Certes, je n’entrais pas dans le moule façonné de cette nouvelle équipe et ma seule préoccupation fut de préparer au mieux la classe d’examen dont j’avais la charge. D’élèves parfois timides, parfois peu conscients de leurs capacités, ils se sont alors transformés en jeunes adultes responsables, osant se projeter vers l’avenir, osant aussi dire ce qu’ils pensaient. Je les ai quittés, forcé, alors qu’ils allaient entamer la terminale, une terminale avec un bac, un grand oral au bout de la route. Cette terminale où la langue française n’est plus enseignée. On avait donc pris les devants en les préparant à l’exercice du grand oral sans encore savoir en quoi il consistait, on avait réalisé des bacs blancs, histoire de les situer. L’enseignement, préparer des étudiants au monde de demain, un monde que nous ne connaissons pas !
« Incompétent », « paresseux »
« Incompétent » fut le mot lancé à mon égard par mon jeune remplaçant dont je n’ai jamais vu le bout du nez, sous investissement et manque d’implication furent les amabilités du directeur en place à mon égard, avec, sous-jacent, quelques faits reprochés que j’ai démontés aisément.

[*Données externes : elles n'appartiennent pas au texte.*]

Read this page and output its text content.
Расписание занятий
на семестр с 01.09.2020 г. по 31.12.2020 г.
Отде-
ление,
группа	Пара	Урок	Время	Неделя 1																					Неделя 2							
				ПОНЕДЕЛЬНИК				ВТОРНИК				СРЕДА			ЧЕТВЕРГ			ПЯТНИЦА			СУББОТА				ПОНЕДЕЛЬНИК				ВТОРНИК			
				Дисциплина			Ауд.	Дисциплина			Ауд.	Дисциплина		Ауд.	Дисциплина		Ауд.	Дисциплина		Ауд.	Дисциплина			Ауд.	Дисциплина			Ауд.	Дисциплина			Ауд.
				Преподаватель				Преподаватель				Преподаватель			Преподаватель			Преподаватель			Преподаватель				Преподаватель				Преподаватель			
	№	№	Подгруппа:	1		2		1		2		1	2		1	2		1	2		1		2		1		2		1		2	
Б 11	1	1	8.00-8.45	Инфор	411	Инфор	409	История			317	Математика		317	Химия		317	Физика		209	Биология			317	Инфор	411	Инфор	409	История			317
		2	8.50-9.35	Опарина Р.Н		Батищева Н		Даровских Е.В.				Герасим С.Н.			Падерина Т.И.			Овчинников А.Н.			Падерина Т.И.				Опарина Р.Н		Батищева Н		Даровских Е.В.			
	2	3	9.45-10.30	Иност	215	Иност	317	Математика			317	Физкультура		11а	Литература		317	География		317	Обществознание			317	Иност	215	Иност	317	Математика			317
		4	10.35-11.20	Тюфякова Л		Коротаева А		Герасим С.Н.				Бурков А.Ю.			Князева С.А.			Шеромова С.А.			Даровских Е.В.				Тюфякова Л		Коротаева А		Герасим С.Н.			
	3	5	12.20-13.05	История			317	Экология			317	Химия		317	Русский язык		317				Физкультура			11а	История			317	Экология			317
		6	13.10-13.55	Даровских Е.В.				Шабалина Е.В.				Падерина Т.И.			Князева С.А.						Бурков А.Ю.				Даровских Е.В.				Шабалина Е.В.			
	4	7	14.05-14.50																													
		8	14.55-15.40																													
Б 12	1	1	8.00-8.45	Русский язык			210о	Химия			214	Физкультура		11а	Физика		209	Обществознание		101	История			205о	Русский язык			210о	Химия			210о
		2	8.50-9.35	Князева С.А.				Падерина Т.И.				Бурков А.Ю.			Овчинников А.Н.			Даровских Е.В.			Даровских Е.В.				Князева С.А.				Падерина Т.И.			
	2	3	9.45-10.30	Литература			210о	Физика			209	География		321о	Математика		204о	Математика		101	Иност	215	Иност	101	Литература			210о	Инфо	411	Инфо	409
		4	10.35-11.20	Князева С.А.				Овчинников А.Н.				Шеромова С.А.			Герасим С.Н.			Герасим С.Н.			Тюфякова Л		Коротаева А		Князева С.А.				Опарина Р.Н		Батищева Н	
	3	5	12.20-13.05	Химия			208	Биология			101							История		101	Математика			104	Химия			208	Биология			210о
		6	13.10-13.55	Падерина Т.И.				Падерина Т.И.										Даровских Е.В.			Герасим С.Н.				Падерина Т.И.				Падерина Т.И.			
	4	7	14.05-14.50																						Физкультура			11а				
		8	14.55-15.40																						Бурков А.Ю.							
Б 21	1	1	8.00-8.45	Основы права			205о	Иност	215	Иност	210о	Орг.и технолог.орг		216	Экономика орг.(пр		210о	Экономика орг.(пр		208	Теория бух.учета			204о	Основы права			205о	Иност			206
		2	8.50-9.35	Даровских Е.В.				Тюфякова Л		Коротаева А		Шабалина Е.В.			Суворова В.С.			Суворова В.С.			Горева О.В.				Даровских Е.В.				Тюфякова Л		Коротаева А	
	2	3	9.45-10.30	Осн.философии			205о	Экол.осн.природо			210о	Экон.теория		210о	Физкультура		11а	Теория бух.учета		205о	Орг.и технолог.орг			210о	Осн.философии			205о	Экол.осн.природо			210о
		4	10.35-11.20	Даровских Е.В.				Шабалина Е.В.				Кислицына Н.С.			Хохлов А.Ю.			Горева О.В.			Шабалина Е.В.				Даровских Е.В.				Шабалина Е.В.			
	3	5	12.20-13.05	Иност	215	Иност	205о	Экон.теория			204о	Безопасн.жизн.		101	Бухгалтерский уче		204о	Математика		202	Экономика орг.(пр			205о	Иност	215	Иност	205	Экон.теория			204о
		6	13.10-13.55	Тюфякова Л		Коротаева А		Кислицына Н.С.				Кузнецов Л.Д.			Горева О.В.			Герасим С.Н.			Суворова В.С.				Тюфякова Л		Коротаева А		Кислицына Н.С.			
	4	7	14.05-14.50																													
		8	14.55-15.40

L’égo de quelques-uns fit en sorte de ne pas écouter et comprendre ce que j’avais à dire. Quant au comité de direction, que pourrais-je lui dire sinon qu’il fait fausse route. L’argent est nécessaire, oui, mais ce n’est pas l’objectif final !
« Paresseux » fut le terme employé pour décrire cette classe qui, lors de notre parcours commun, avait marqué mon esprit par la solidarité qu’elle affichait. Que de choses réalisées ensemble !
J’étais donc incompétent, ils étaient paresseux
Il est étonnant maintenant de constater qu’après deux ans sous cette bannière, la plupart des élèves que j’avais dans les classes supérieures ont réussi. Grâce aussi à d’autres collègues bien entendu, mais le mérite revient aux élèves eux-mêmes ! Quand je dis la plupart, je pense que celles et ceux qui doivent passer au second tour s’en sortiront également. Au pire, on remontera leurs notes, comme il est régulièrement demandé dixit certaines personnes bien informées, histoire d’atteindre le « ici, c’est 100% au bac » ! Sur ce point, je ne m’avancerai pas.
Ils sont libres maintenant, je le suis aussi : je n’ai plus à m’inquiéter pour eux, ils vont pouvoir voler de leurs propres ailes !
Bravo aux vrais enseignants qui, cette dernière année, ont fait en sorte que ces élèves puissent voir l’avenir en rose. En espérant que les dernières décisions d’un directeur – se croyant au-dessus des lois – de raboter les primes de logement des anciens en fonction des heures données ne puissent passer.